Ce disque est également divisé en deux parties assez distinctes, inégalement convaincantes. Dans la première moitié du programme, Anna Prohaska aborde des airs virtuoses, soit un domaine où l’on ne l’attend pas vraiment. Si elle n’a que rarement abordé la musique baroque à la scène (Poppea dans l’Agrippina de Haendel en 2010, Eupaforice du Montezuma de Graun en 2012), elle a souvent été Blonde dans L’Enlèvement au sérail, ce qui suppose une certaine maîtrise du suraigu. Malgré tout, la voix, très légère, a du mal à habiter les vocalises, ponctuées de quelques soudains aigus piqués et autres effets à la Simone Kermes, dont elle ne possède pourtant pas (encore ?) l’extravagante témérité. « Tornami a vagheggiar » ne procure guère de frisson, malgré une ornementation qui s’aventure dans les notes extrêmes comme le tranchant d’un rasoir, et « Furie terribili » exigerait peut-être plus d’ampleur dans la voix. De manière générale, les couleurs sont belles, la diction est ferme et le ton sait se faire caressant ou mordant, qualités qu’on goûte avant tout dans les airs plus déclamatoires. En anglais surtout, le texte est admirablement mis en bouche, et l’on se dit qu’Anna Prohaska est avant tout une diseuse, suprêmement capable de mettre en valeur les mots qu’elle a à chanter. Les Purcell sont très beaux, sans aucun histrionisme, et distillent cette émotion qu’on ne trouve pas toujours dans les passages virtuoses.

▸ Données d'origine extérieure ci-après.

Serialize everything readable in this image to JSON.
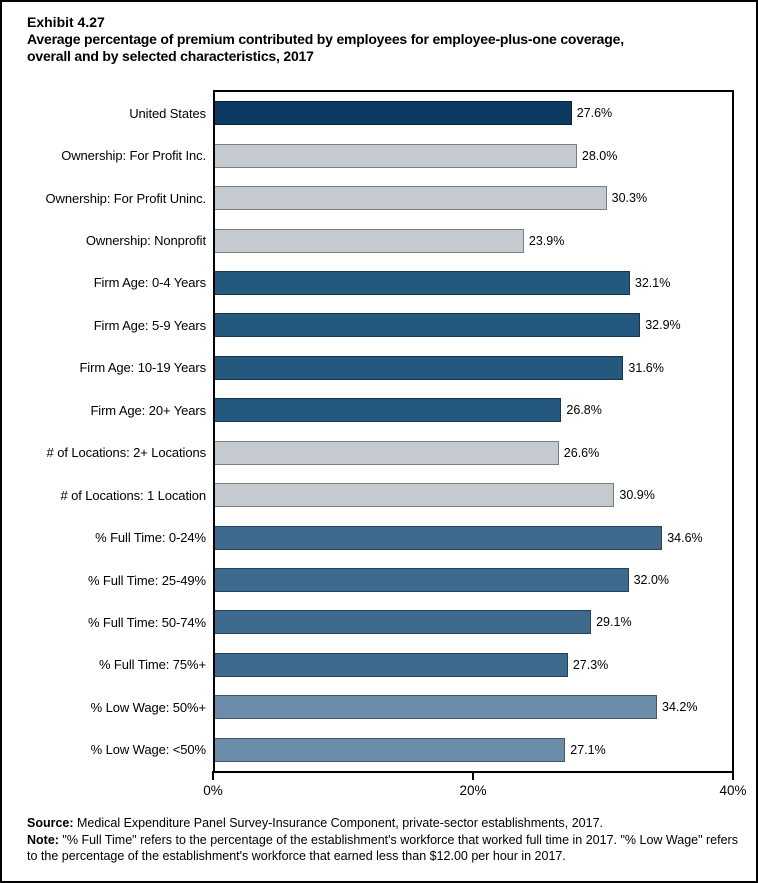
{
  "header": {
    "exhibit": "Exhibit 4.27",
    "title_line1": "Average percentage of premium contributed by employees for employee-plus-one coverage,",
    "title_line2": "overall and by selected characteristics, 2017"
  },
  "chart_data": {
    "type": "bar",
    "orientation": "horizontal",
    "title": "Average percentage of premium contributed by employees for employee-plus-one coverage, overall and by selected characteristics, 2017",
    "categories": [
      "United States",
      "Ownership: For Profit Inc.",
      "Ownership: For Profit Uninc.",
      "Ownership: Nonprofit",
      "Firm Age: 0-4 Years",
      "Firm Age: 5-9 Years",
      "Firm Age: 10-19 Years",
      "Firm Age: 20+ Years",
      "# of Locations: 2+ Locations",
      "# of Locations: 1 Location",
      "% Full Time: 0-24%",
      "% Full Time: 25-49%",
      "% Full Time: 50-74%",
      "% Full Time: 75%+",
      "% Low Wage: 50%+",
      "% Low Wage: <50%"
    ],
    "values": [
      27.6,
      28.0,
      30.3,
      23.9,
      32.1,
      32.9,
      31.6,
      26.8,
      26.6,
      30.9,
      34.6,
      32.0,
      29.1,
      27.3,
      34.2,
      27.1
    ],
    "value_labels": [
      "27.6%",
      "28.0%",
      "30.3%",
      "23.9%",
      "32.1%",
      "32.9%",
      "31.6%",
      "26.8%",
      "26.6%",
      "30.9%",
      "34.6%",
      "32.0%",
      "29.1%",
      "27.3%",
      "34.2%",
      "27.1%"
    ],
    "bar_colors": [
      "#0D3A63",
      "#C4CAD0",
      "#C4CAD0",
      "#C4CAD0",
      "#24587E",
      "#24587E",
      "#24587E",
      "#24587E",
      "#C4CAD0",
      "#C4CAD0",
      "#3E6A8D",
      "#3E6A8D",
      "#3E6A8D",
      "#3E6A8D",
      "#6C8DA9",
      "#6C8DA9"
    ],
    "xlim": [
      0,
      40
    ],
    "x_ticks": [
      "0%",
      "20%",
      "40%"
    ],
    "x_tick_values": [
      0,
      20,
      40
    ],
    "grid": false,
    "legend": "none"
  },
  "group_colors": {
    "united_states": "#0D3A63",
    "ownership": "#C4CAD0",
    "firm_age": "#24587E",
    "locations": "#C4CAD0",
    "full_time": "#3E6A8D",
    "low_wage": "#6C8DA9"
  },
  "footer": {
    "source_label": "Source:",
    "source_text": " Medical Expenditure Panel Survey-Insurance Component, private-sector establishments, 2017.",
    "note_label": "Note:",
    "note_text": " \"% Full Time\" refers to the percentage of the establishment's workforce that worked full time in 2017. \"% Low Wage\" refers to the percentage of the establishment's workforce that earned less than $12.00 per hour in 2017."
  }
}
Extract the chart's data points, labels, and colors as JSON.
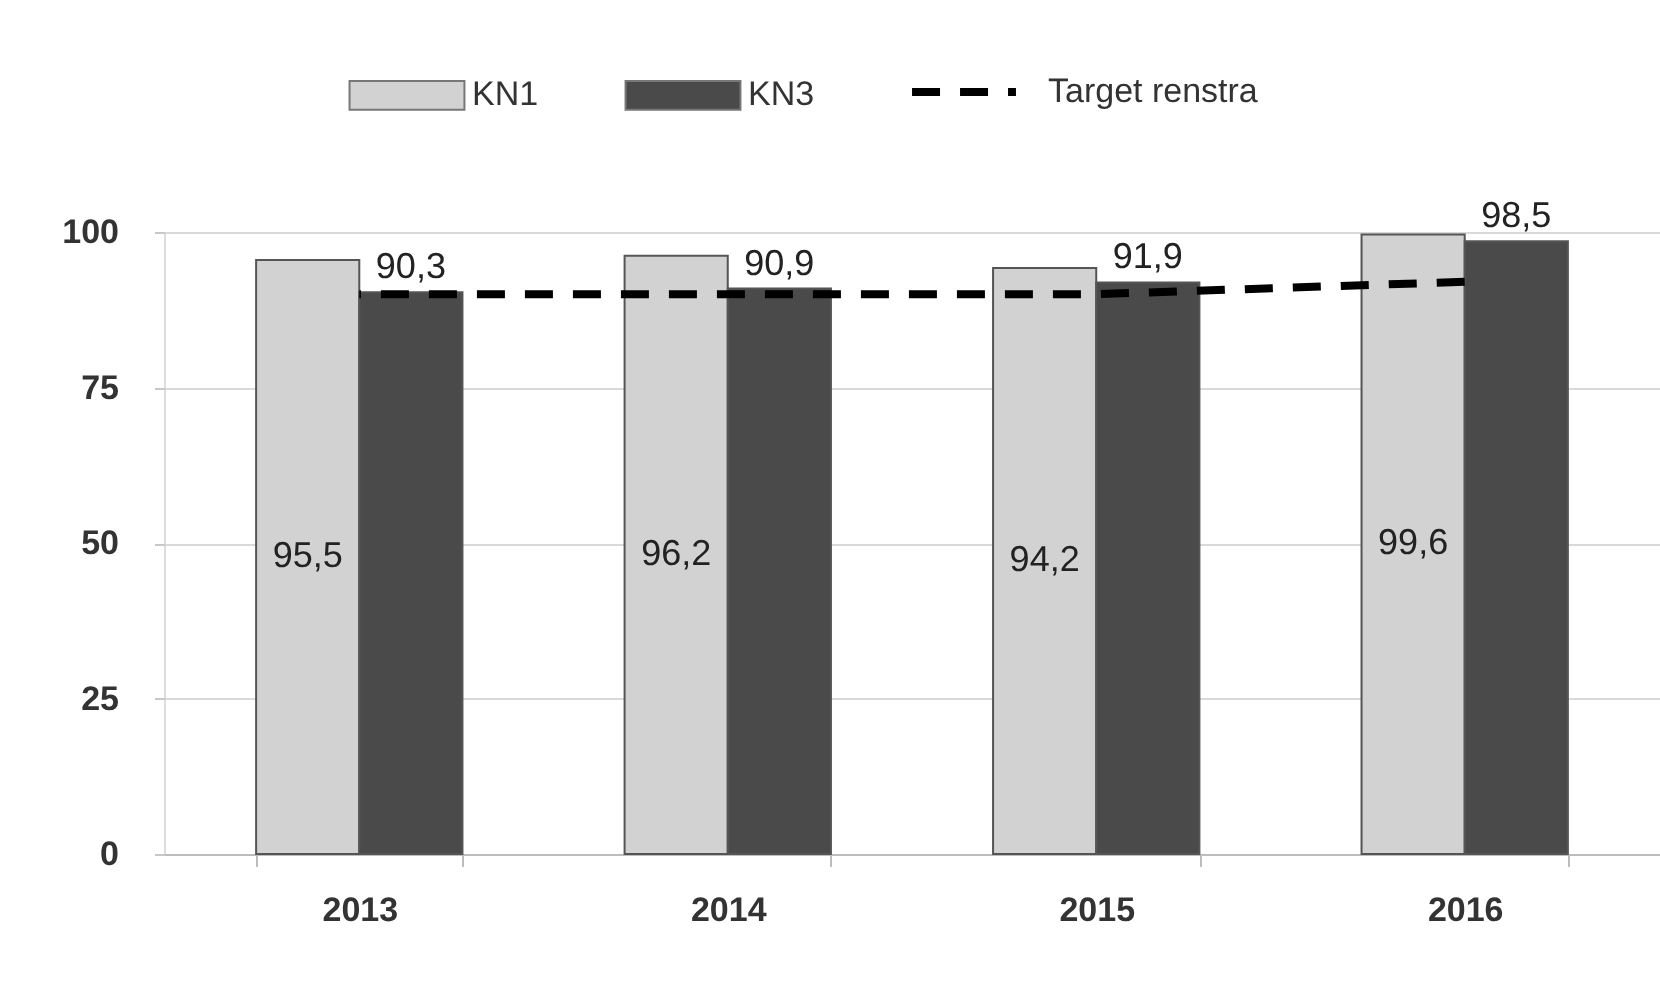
{
  "chart_data": {
    "type": "bar",
    "categories": [
      "2013",
      "2014",
      "2015",
      "2016"
    ],
    "series": [
      {
        "name": "KN1",
        "color": "#d2d2d2",
        "values": [
          95.5,
          96.2,
          94.2,
          99.6
        ],
        "value_labels": [
          "95,5",
          "96,2",
          "94,2",
          "99,6"
        ]
      },
      {
        "name": "KN3",
        "color": "#4a4a4a",
        "values": [
          90.3,
          90.9,
          91.9,
          98.5
        ],
        "value_labels": [
          "90,3",
          "90,9",
          "91,9",
          "98,5"
        ]
      },
      {
        "name": "Target renstra",
        "type": "line",
        "color": "#000000",
        "line_style": "dashed",
        "values": [
          90,
          90,
          90,
          92
        ]
      }
    ],
    "ylim": [
      0,
      100
    ],
    "yticks": [
      0,
      25,
      50,
      75,
      100
    ],
    "grid": "y",
    "legend": "top"
  }
}
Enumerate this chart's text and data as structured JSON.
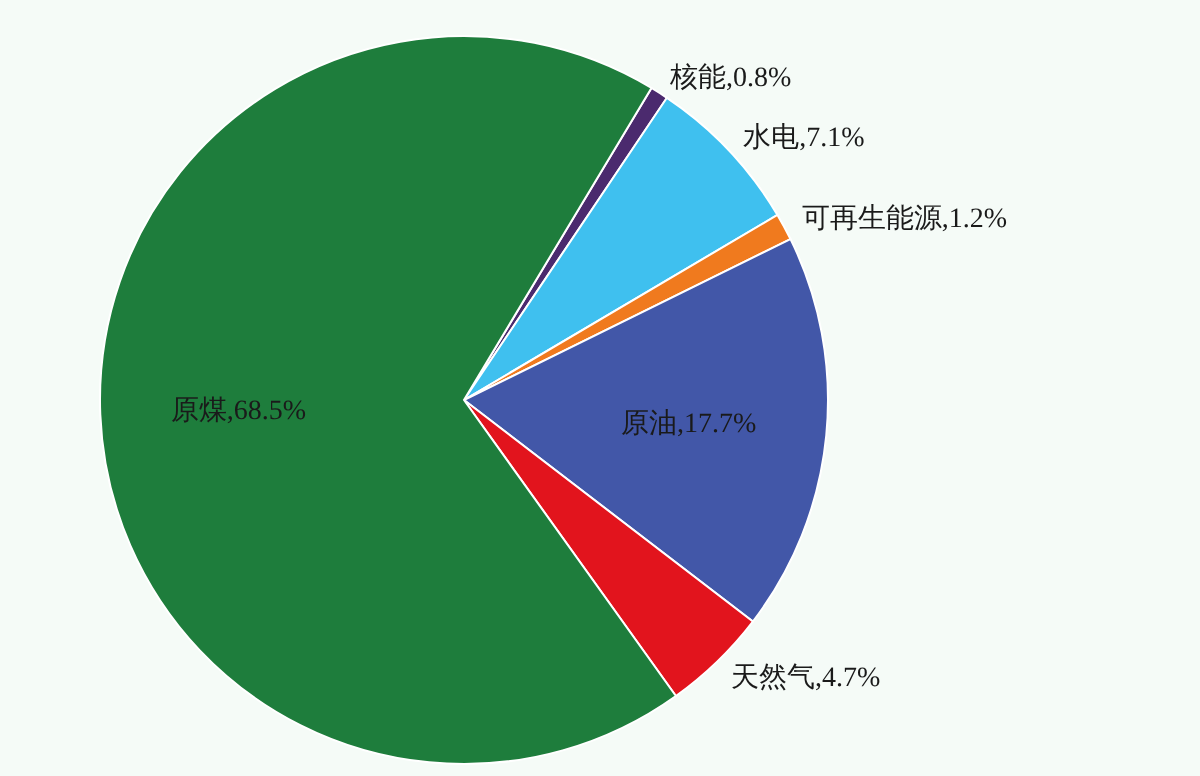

Malgré l’apport appréciable de l’ensemble Arcangelo (qui se fait entendre seul pour de très brèves pauses instrumentales), le programme a un côté frustrant, lié au tronçonnage d’œuvres relativement courtes : la cantate « Raise, raise the voice » de Purcell ne dure qu’une douzaine de minutes, et il aurait été judicieux de l’enregistrer dans son intégralité au lieu de n’en garder que la conclusion (ou de l’exclure, dans la mesure où rien dans son sujet ne se rattache au thème de la nymphe ou de la forêt enchantée). Même remarque à propos de l’Apollo e Dafne de Haendel, certes plus longue, mais dont on trouve ici deux des trois airs de Daphné. Un bonus à signaler : une surprise qui n’est mentionnée nulle part dans le livret d’accompagnement est ajoutée après le Lamento delle Ninfa : le duo « Sweet nymph, come to thy lover » de Thomas Morley, où Anna Prohaska se donne à elle-même la réplique, double tracking déjà pratiqué dans Sirène pour le duo des mermaids dans King Arthur.